朝日新聞 be on Saturday に掲載されました
掲載記事
名簿作りから会場手配まで幹事を代行
団塊の同窓会をねらえ
懐かしい友人や初恋の人と再会できる同窓会は、開催前からどきどきする。それに利害がからまない人間関係は得難いもの。でも、幹事は大仕事。そこで名簿作りから会場手配まで一斉を請け負う会社が登場し、旅行会社も参入してきた。ねらいは、お金も時間も比較的余裕ができる団塊の世代だ。
同窓会へ行こう
白い壁一面にジョン・レノンの写真が飾られ、ビートルズの曲が流れる。さいたま市のジョン・レノン・ミュージアムのカフェは、ビートルズ世代と重なる団塊の世代をメーンターゲットに、同窓会プランを03年秋から始め、これまで11組約630人が利用した。1人5千円と7千円の2コースがあり、貸切で80人まで。ジョンの遺品などを展示するミュージアムで思い出に浸り、ジョンが滞在した軽井沢の万平ホテルから通う料理人の味を楽しむ。
昨年に続き今年も高校や大学時代、学習院に学んだ埼玉県在住在勤者の同窓会を開いた、さいたま市の料理店専務金子剛さん(54)は「ビートルズは、日本が成長期だったよき時代の象徴。70代の人も出席しましたが、世代を超えて郷愁を感じられた。」と話す。
大阪市の不動産業、伊丹正人さん(43)は02年、卒業以来の高校の同窓会幹事になった。一番の問題は卒業生の連絡先をつかむ事だったが、520人中150人の参加者を集める事ができ、出席者から感謝された。「商売になるんやないか」と思い、同期会の3ヵ月後に幹事代行会社「同窓会ネット」をおこした。
名簿作りからホームページ(HP)作成、会場手配、当日の司会進行など一切を請け負う。参加者の負担は会場日や食費も含めて一人8千円から。会社の収入はHPに載せる広告料会場から払われる動員報酬で賄う。03年に22件だったが、今年は210件を受注した。
団塊の世代に向け、4月から還暦同窓会代行も初め、全員に赤いちゃんちゃんこと帽子を貸し出す。伊丹社長は、「ええ大人が子供に戻って、あほなこと言うて。同窓会は社会の人間関係に疲れた人にも心地よい場なんです」と話す。
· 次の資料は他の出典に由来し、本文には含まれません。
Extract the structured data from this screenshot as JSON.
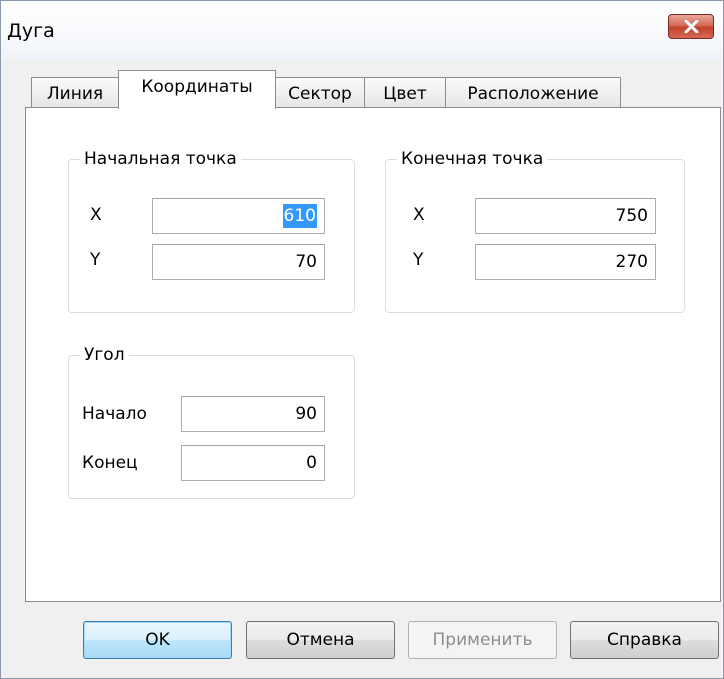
{
  "window": {
    "title": "Дуга"
  },
  "tabs": [
    {
      "label": "Линия"
    },
    {
      "label": "Координаты"
    },
    {
      "label": "Сектор"
    },
    {
      "label": "Цвет"
    },
    {
      "label": "Расположение"
    }
  ],
  "start_point": {
    "legend": "Начальная точка",
    "x_label": "X",
    "x_value": "610",
    "y_label": "Y",
    "y_value": "70"
  },
  "end_point": {
    "legend": "Конечная точка",
    "x_label": "X",
    "x_value": "750",
    "y_label": "Y",
    "y_value": "270"
  },
  "angle": {
    "legend": "Угол",
    "start_label": "Начало",
    "start_value": "90",
    "end_label": "Конец",
    "end_value": "0"
  },
  "buttons": {
    "ok": "OK",
    "cancel": "Отмена",
    "apply": "Применить",
    "help": "Справка"
  }
}
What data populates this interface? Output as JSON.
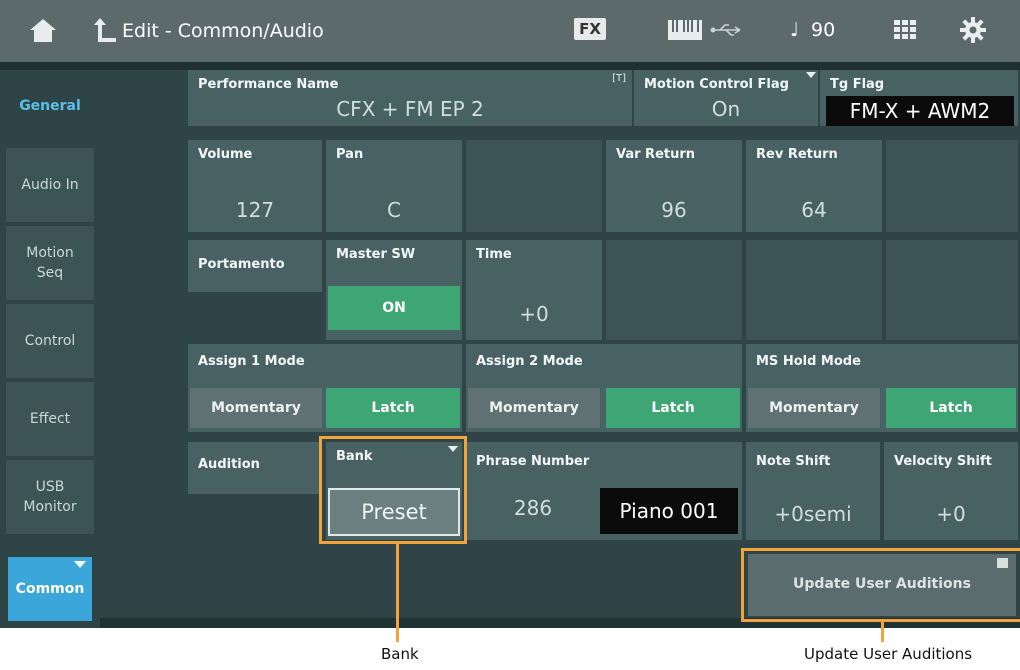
{
  "header": {
    "title": "Edit - Common/Audio",
    "fx_label": "FX",
    "tempo_value": "90",
    "tempo_prefix": "♩",
    "icons": [
      "home-icon",
      "back-icon",
      "keyboard-icon",
      "usb-icon",
      "grid-icon",
      "gear-icon"
    ]
  },
  "sidebar": {
    "tabs": [
      {
        "label": "General",
        "active": true
      },
      {
        "label": "Audio In",
        "active": false
      },
      {
        "label": "Motion\nSeq",
        "active": false
      },
      {
        "label": "Control",
        "active": false
      },
      {
        "label": "Effect",
        "active": false
      },
      {
        "label": "USB\nMonitor",
        "active": false
      }
    ],
    "common_label": "Common"
  },
  "row1": {
    "performance_name_label": "Performance Name",
    "performance_name_value": "CFX + FM EP 2",
    "text_icon": "[T]",
    "motion_control_flag_label": "Motion Control Flag",
    "motion_control_flag_value": "On",
    "tg_flag_label": "Tg Flag",
    "tg_flag_value": "FM-X + AWM2"
  },
  "row2": {
    "volume_label": "Volume",
    "volume_value": "127",
    "pan_label": "Pan",
    "pan_value": "C",
    "var_return_label": "Var Return",
    "var_return_value": "96",
    "rev_return_label": "Rev Return",
    "rev_return_value": "64"
  },
  "row3": {
    "portamento_label": "Portamento",
    "master_sw_label": "Master SW",
    "master_sw_value": "ON",
    "time_label": "Time",
    "time_value": "+0"
  },
  "row4": {
    "assign1_label": "Assign 1 Mode",
    "assign2_label": "Assign 2 Mode",
    "ms_hold_label": "MS Hold Mode",
    "momentary_label": "Momentary",
    "latch_label": "Latch"
  },
  "row5": {
    "audition_label": "Audition",
    "bank_label": "Bank",
    "bank_value": "Preset",
    "phrase_number_label": "Phrase Number",
    "phrase_number_value": "286",
    "phrase_name": "Piano 001",
    "note_shift_label": "Note Shift",
    "note_shift_value": "+0semi",
    "velocity_shift_label": "Velocity Shift",
    "velocity_shift_value": "+0"
  },
  "footer": {
    "update_label": "Update User Auditions"
  },
  "callouts": {
    "bank": "Bank",
    "update": "Update User Auditions"
  },
  "colors": {
    "accent_on": "#3ea574",
    "highlight": "#f2a33a",
    "tab_active": "#5bc0e8",
    "common_tab": "#3aa6d9"
  }
}
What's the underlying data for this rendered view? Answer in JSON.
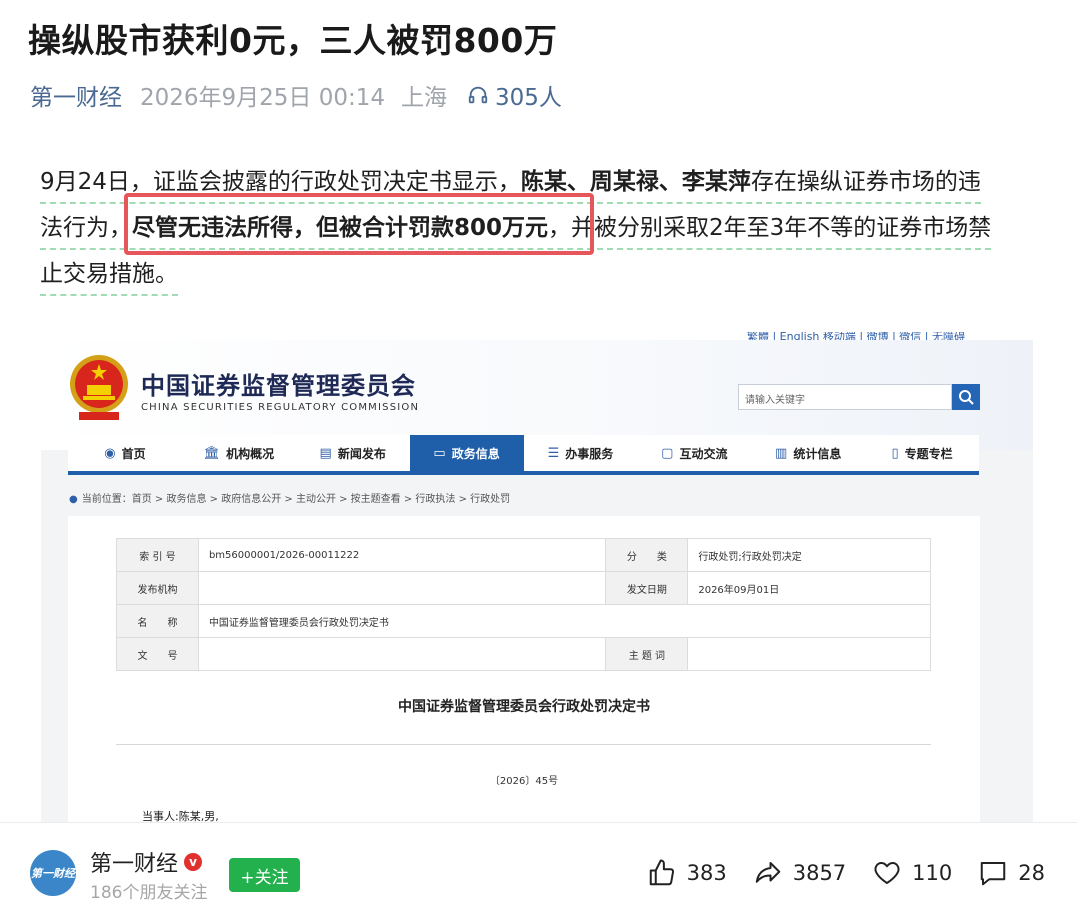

東京都小平市の会社員吉野伸子さん(48)は、高校の同期会を今年の年頭におもいつき、3月に「同窓会ネット」に幹事業務を依頼した。8月、6クラス240人中97人を集めた。「内金もなく、ドタキャンがあっても自腹を切らなくていいという安心感があった」と振り返る。
長崎市のシステム開発受託会社社長だった小久保徳子さん(47)は、高校の同窓会の手伝いを頼まれた96年にウェブ同窓会「この指とまれ!(愛称ゆびとま)」を思いついた。各学校の卒業年度別に実名で登録し、会社が管理する私書箱を通してメール交換できる。社名を00年「ゆびとま」に改称。全国6万1千校、79万同期会、324万7千人が登録し、1日千人の新規参加者があるという。
「ゆびとま」の登録は無料だが、サイト内の広告収入と企業や大学向けのシステム開発が収入源だ。今春から同窓会の幹事の代行も始めた。基本サービスは案内状発送数×480円。この冬からは旅行会社と手を組み、同窓会旅行の主催も始める。温泉地や観光地の旅館の関心が高く、誘致したいという要望が多いという。
横浜市で印刷会社「サン・プリンティング・システム」を経営する三谷研一さん(59)はやはり同窓会幹事の経験から「顔と名前が一致するものを残したい」と、今年8月、同窓会などイベント専用の写真制作を始めた。集合写真とスナップ写真だけでなく、出席者一人ひとりの写真にクラスと名前を入れたアルバムを作る。20部以上から引き受け、一冊A5判8ページ525円から。週10件以上の注文があり、同窓会欠席者からの追加申し込みもあるという。
旅行会社も続々参入
団体を組織したり、ホテルを手配したりするのは旅行会社の得意分野だ。
JTB佐賀支店に昨春支店長として赴任した宮津哲朗さん(48)は、佐賀県では各高校の同窓会組織がしっかりしていることに気づき、旅行需要の喚起になると考えた。そこで昨年6月、団塊世代に向け、同窓会の会場や旅行の手配をする「同窓会デスク」を新設した。会場手配や出欠管理、旅行手配などを請け負う。「従来と同じような業務内容なので、新たなシステムを作る必要は無かった。他の支店でも実は同窓会の手配をしていると思うが、デスクがあれば営業しやすい」と話す。月2〜3件の受注だが、同窓会で知り合った同士が別に旅行する副産物も生まれているという。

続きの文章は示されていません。